The Valdosta Daily Times
She is considered the founder of modern nursing so it seems only natural that National Nurses Week would include Florence Nightingale’s birthday.
While many nurses are referred to as “Florence Nightingale,” Nightingale had a nickname of her own: “The Lady with the Lamp.”
Born May 12, 1820, Nightingale earned this nickname during the Crimean War when one correspondent noted that after the battles, after the soldiers had retired, and the medical officers slept, it was Florence Nightingale who continued tending the sick and the wounded deep into the night, traveling from bed to bed by the light of the “little lamp in her hand.” In the mid-1880s, Nightingale established a school to train nurses. She wrote “Notes on Nursing,” a book which remained a bestseller into the late 20th century.
The Nightingale example continues into the 21st century nearly 200 years after her 1820 birth. Nurses are trained individuals who continue their training throughout their lives.
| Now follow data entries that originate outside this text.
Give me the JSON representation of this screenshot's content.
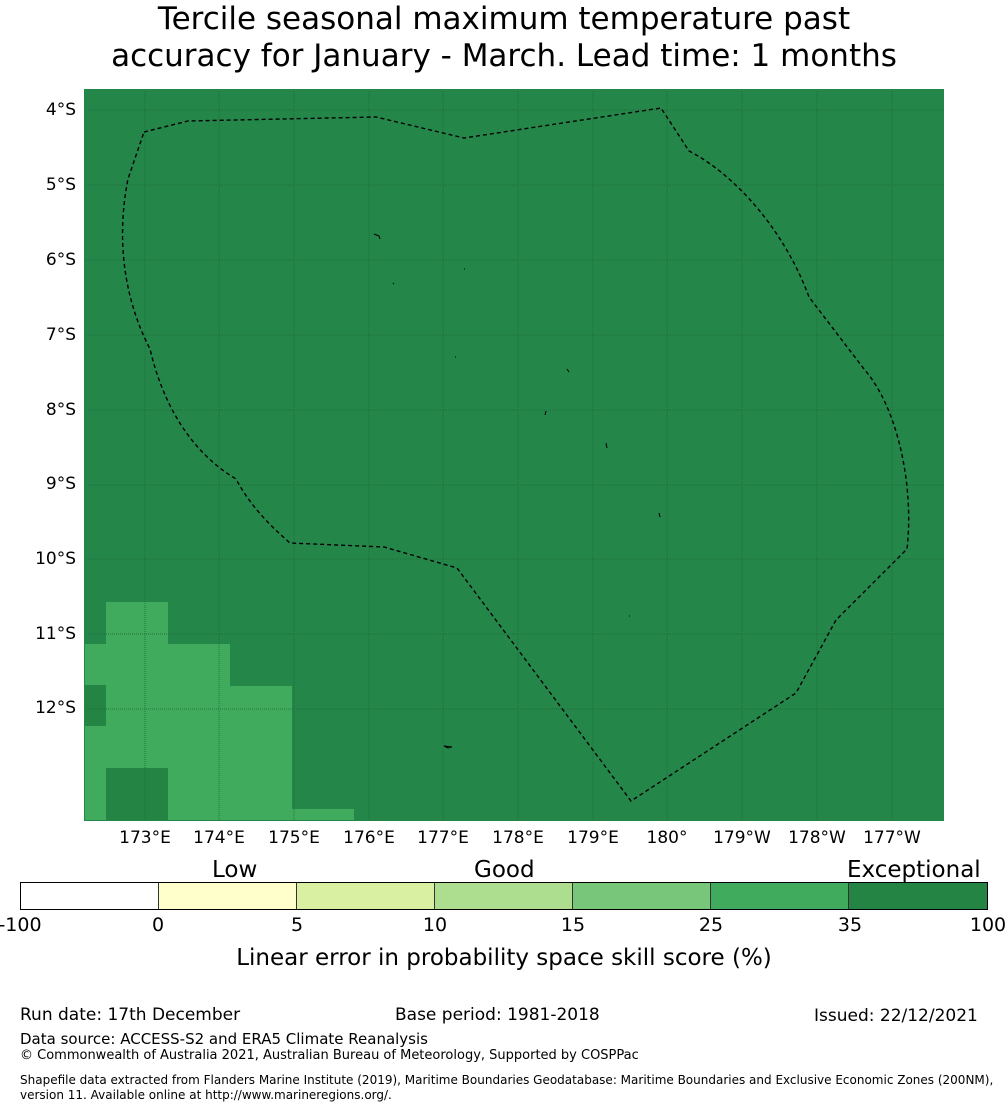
{
  "title": {
    "line1": "Tercile seasonal maximum temperature past",
    "line2": "accuracy for January - March. Lead time: 1 months"
  },
  "map": {
    "background_color": "#25864a",
    "lat_labels": [
      "4°S",
      "5°S",
      "6°S",
      "7°S",
      "8°S",
      "9°S",
      "10°S",
      "11°S",
      "12°S"
    ],
    "lon_labels": [
      "173°E",
      "174°E",
      "175°E",
      "176°E",
      "177°E",
      "178°E",
      "179°E",
      "180°",
      "179°W",
      "178°W",
      "177°W"
    ],
    "skill_regions": [
      {
        "category": "25-35",
        "color": "#41ab5d"
      },
      {
        "category": "35-100",
        "color": "#238443"
      }
    ],
    "eez_boundary": "dashed"
  },
  "legend": {
    "category_labels": {
      "low": "Low",
      "good": "Good",
      "exceptional": "Exceptional"
    },
    "segments": [
      {
        "from": -100,
        "to": 0,
        "color": "#ffffff"
      },
      {
        "from": 0,
        "to": 5,
        "color": "#ffffcc"
      },
      {
        "from": 5,
        "to": 10,
        "color": "#d9f0a3"
      },
      {
        "from": 10,
        "to": 15,
        "color": "#addd8e"
      },
      {
        "from": 15,
        "to": 25,
        "color": "#78c679"
      },
      {
        "from": 25,
        "to": 35,
        "color": "#41ab5d"
      },
      {
        "from": 35,
        "to": 100,
        "color": "#238443"
      }
    ],
    "tick_labels": [
      "-100",
      "0",
      "5",
      "10",
      "15",
      "25",
      "35",
      "100"
    ],
    "title": "Linear error in probability space skill score (%)"
  },
  "footer": {
    "run_date": "Run date: 17th December",
    "base_period": "Base period: 1981-2018",
    "issued": "Issued: 22/12/2021",
    "data_source": "Data source: ACCESS-S2 and ERA5 Climate Reanalysis",
    "copyright": "© Commonwealth of Australia 2021, Australian Bureau of Meteorology, Supported by COSPPac",
    "shapefile_line1": "Shapefile data extracted from Flanders Marine Institute (2019), Maritime Boundaries Geodatabase: Maritime Boundaries and Exclusive Economic Zones (200NM),",
    "shapefile_line2": "version 11. Available online at http://www.marineregions.org/."
  }
}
And like Nightingale, they tend the sick and injured. They are the ones who answer patients’ calls and soothe patients’ pains. They perform these tasks throughout the day and night.
National Nurses Week began Monday, May 6, and continues through Sunday, May 12. If you’ve ever been in the hospital, ever had a relative who needed care, remember those nurses who comforted you or a loved one. Tell a nurse thanks this week for all they do and all they will continue to do.